Payanés unburdening himself to Molly: reason enough to go and kill her, the muy puta Molly Flan. There’s no reason that vengeance has to be only Fideo’s privilege, and how sweet it would be to kill Molly, but what for, after all, if it wouldn’t do any good anyway; the best revenge would be to go to Popayán and tear out that wife’s eyes, although thinking about it again, what did that poor woman have to do with it, there on the other side of the world breaking her back to raise a few kids while her husband is over here running around having fun with a couple of lost women and a vallenato trio. The only worthwhile thing would be to go for that bastard’s jugular, to tear him apart with your teeth, scratch his face until he was marked forever, give him a good kick in the balls, and shout in his face the four cardinal insults: bastard, liar, traitor, murderer of my dreams.

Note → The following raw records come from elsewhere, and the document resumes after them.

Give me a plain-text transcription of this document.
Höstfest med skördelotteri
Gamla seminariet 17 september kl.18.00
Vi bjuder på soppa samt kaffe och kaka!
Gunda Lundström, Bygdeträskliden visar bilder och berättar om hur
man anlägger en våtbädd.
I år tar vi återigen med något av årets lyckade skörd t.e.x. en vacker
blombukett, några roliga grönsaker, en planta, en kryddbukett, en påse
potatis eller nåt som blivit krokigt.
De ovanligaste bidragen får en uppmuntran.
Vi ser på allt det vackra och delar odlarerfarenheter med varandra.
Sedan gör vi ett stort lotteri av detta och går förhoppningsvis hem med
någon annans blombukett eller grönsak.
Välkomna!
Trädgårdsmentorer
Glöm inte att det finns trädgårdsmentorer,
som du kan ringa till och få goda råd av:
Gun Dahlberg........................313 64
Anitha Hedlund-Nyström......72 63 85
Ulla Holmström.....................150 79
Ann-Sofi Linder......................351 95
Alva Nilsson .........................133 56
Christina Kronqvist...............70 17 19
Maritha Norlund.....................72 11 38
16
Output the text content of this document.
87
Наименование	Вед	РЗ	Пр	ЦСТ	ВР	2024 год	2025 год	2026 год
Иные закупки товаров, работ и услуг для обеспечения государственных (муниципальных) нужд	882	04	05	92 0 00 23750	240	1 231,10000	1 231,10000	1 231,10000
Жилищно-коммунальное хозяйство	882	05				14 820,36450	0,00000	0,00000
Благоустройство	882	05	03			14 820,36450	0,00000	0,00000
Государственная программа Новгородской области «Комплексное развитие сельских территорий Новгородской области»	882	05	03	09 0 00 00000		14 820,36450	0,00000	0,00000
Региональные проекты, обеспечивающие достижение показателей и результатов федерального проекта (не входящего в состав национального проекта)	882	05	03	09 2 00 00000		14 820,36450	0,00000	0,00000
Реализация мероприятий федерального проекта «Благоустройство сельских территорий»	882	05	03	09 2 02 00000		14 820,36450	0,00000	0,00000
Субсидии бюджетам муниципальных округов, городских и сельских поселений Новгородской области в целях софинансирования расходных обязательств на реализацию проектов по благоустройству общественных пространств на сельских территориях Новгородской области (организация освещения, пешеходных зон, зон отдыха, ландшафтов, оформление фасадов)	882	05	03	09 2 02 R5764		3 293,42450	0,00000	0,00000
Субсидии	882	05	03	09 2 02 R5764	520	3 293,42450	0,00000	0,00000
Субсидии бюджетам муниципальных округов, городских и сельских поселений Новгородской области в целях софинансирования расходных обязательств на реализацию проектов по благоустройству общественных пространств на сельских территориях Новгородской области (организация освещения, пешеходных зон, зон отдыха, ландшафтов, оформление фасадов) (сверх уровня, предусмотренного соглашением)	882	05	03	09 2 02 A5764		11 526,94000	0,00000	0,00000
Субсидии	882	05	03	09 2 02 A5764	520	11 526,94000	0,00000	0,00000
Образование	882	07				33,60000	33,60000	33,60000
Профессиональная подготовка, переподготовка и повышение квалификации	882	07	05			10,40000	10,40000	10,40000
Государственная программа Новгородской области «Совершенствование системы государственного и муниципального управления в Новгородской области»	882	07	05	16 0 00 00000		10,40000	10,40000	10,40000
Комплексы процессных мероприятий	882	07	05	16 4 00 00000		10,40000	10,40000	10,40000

It was a vulgar but rhythmic bolero, easy to sing, in reality sung so often that it was already part of the folklore of La Catunga and of other red-light districts around the planet. From then on everything would be foreseeable: poetry of degradation; cold, hard anecdote; a script of misery that other women have already written. Drunk, Sayonara would threaten to throw herself under the wheels of the train, then she would reject that dramatically excessive exit and opt for singing rancheras with a wounded howl while hanging from the neck of some other drunk.